May 29, 2013
I refer not to the residential kind of accommodations of which we are all familiar but the adjustments one must make to the inevitable vicissitudes one experiences navigating the rolling swells that sometimes threaten life’s equilibrium.
Adapting to such currents requires patience, self-control, tolerance, understanding, and the capacity to overlook annoyances. By “overlook” I do not mean “ignore” but to look beyond the immediate irritation to something more important than anger or withdrawal.
In a marriage, it takes two to have a fight, the consequences of which can do damage well beyond the cause of the conflict. There are the lingering resentments that carry the seeds of future discord, not to mention the effects upon children.

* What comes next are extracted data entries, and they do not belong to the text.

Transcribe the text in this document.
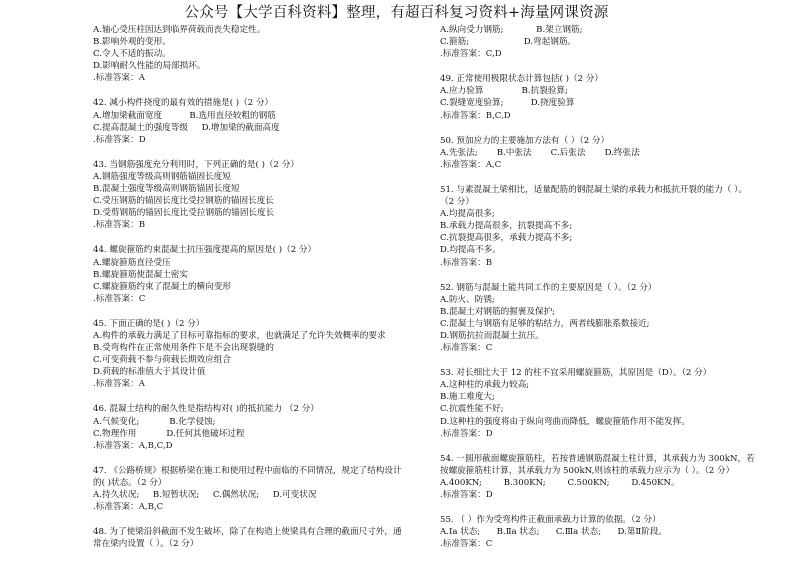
公众号【大学百科资料】整理，有超百科复习资料+海量网课资源

A.轴心受压柱因达到临界荷载而丧失稳定性。

B.影响外观的变形。

C.令人不适的振动。

D.影响耐久性能的局部损坏。

.标准答案：A

42. 减小构件挠度的最有效的措施是( )（2 分）

A.增加梁截面宽度          B.选用直径较粗的钢筋

C.提高混凝土的强度等级     D.增加梁的截面高度

.标准答案：D

43. 当钢筋强度充分利用时，下列正确的是( )（2 分）

A.钢筋强度等级高则钢筋锚固长度短

B.混凝土强度等级高则钢筋锚固长度短

C.受压钢筋的锚固长度比受拉钢筋的锚固长度长

D.受剪钢筋的锚固长度比受拉钢筋的锚固长度长

.标准答案：B

44. 螺旋箍筋约束混凝土抗压强度提高的原因是( )（2 分）

A.螺旋箍筋直径受压

B.螺旋箍筋使混凝土密实

C.螺旋箍筋约束了混凝土的横向变形

.标准答案：C

45. 下面正确的是( )（2 分）

A.构件的承载力满足了目标可靠指标的要求，也就满足了允许失效概率的要求

B.受弯构件在正常使用条件下是不会出现裂缝的

C.可变荷载不参与荷载长期效应组合

D.荷载的标准值大于其设计值

.标准答案：A

46. 混凝土结构的耐久性是指结构对( )的抵抗能力 （2 分）

A.气候变化;           B.化学侵蚀;

C.物理作用           D.任何其他破坏过程

.标准答案：A,B,C,D

47. 《公路桥规》根据桥梁在施工和使用过程中面临的不同情况，规定了结构设计

的( )状态。（2 分）

A.持久状况;     B.短暂状况;     C.偶然状况;     D.可变状况

.标准答案：A,B,C

48. 为了使梁沿斜截面不发生破坏，除了在构造上使梁具有合理的截面尺寸外，通

常在梁内设置（ ）。（2 分）

A.纵向受力钢筋;            B.架立钢筋;

C.箍筋;                    D.弯起钢筋。

.标准答案：C,D

49. 正常使用极限状态计算包括( )（2 分）

A.应力验算              B.抗裂验算;

C.裂缝宽度验算;          D.挠度验算

.标准答案：B,C,D

50. 预加应力的主要施加方法有（ ）（2 分）

A.先张法;       B.中张法       C.后张法       D.终张法

.标准答案：A,C

51. 与素混凝土梁相比，适量配筋的钢混凝土梁的承载力和抵抗开裂的能力（ ）。

（2 分）

A.均提高很多;

B.承载力提高很多，抗裂提高不多;

C.抗裂提高很多，承载力提高不多;

D.均提高不多。

.标准答案：B

52. 钢筋与混凝土能共同工作的主要原因是（ ）。（2 分）

A.防火、防锈;

B.混凝土对钢筋的握裹及保护;

C.混凝土与钢筋有足够的粘结力，两者线膨胀系数接近;

D.钢筋抗拉而混凝土抗压。

.标准答案：C

53. 对长细比大于 12 的柱不宜采用螺旋箍筋，其原因是（D）。（2 分）

A.这种柱的承载力较高;

B.施工难度大;

C.抗震性能不好;

D.这种柱的强度将由于纵向弯曲而降低，螺旋箍筋作用不能发挥。

.标准答案：D

54. 一圆形截面螺旋箍筋柱，若按普通钢筋混凝土柱计算，其承载力为 300kN，若

按螺旋箍筋柱计算，其承载力为 500kN,则该柱的承载力应示为（ ）。（2 分）

A.400KN;        B.300KN;        C.500KN;        D.450KN。

.标准答案：D

55. （ ）作为受弯构件正截面承载力计算的依据。（2 分）

A.Ⅰa 状态;      B.Ⅱa 状态;      C.Ⅲa 状态;      D.第Ⅱ阶段。

.标准答案：C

Too often winning the argument at all costs is viewed as paramount. Retaliation and vindication stoke the acrimony and the reason for the dispute disappears in the conflagration.
Accommodation asks: Is it worth it? What’s to be gained and what’s the risk in a confrontation?
Choosing not to engage by listening quietly, agreeing at least in substance, or walking away is often the wiser course. Learning to live with petty irritants that get under your skin but are unlikely to change is not giving up but giving in to a higher impulse – peacemaking.
Anger is usually unproductive no matter how much better you think you will feel if you let it out. We invariably say things when we are angry that we later regret. It is the response to a crisis and not the crisis itself that fuels the confrontation.
Knowing when not to engage is important. Knowing when not to become involved in a war is a lot easier than getting out after it has begun. Over the years, I have learned not to engage in unproductive exchanges. I simply choose not to do so at that level.
Accommodation involves the ability to look beyond the immediate to a larger, more important goal. Within a family, it’s looking beyond the argument to the damage protracted disagreements will do to relationships. In government, it’s placing the common good over partisan political dysfunction.
Our culture has become more contentious. Being assertive, firm, and independent are today’s values, replacing compassion, humility, restraint, civility, and sacrifice. These “softer” virtues, so necessary to the calm, orderly, and balanced exercise of power are now viewed as weakness.
The effects of this change are all around us; in Congress, the Middle East and Wall Street. We tend to see things in stark contrast: winning versus losing, success or failure, love or hate.
Accommodation is a far more realistic blending of opposites. It recognizes that in winning there is loss, that success involves failures, and that hate is the flip side of love. Wisdom is the prudent application of knowledge to events, large and small. It recognizes the importance of the “softer” virtues in achieving harmony.
“Blessed are the peacemakers!” Too bad there aren’t more of them.
James W. Dolan is a retired Dorchester District Court judge who now practices law.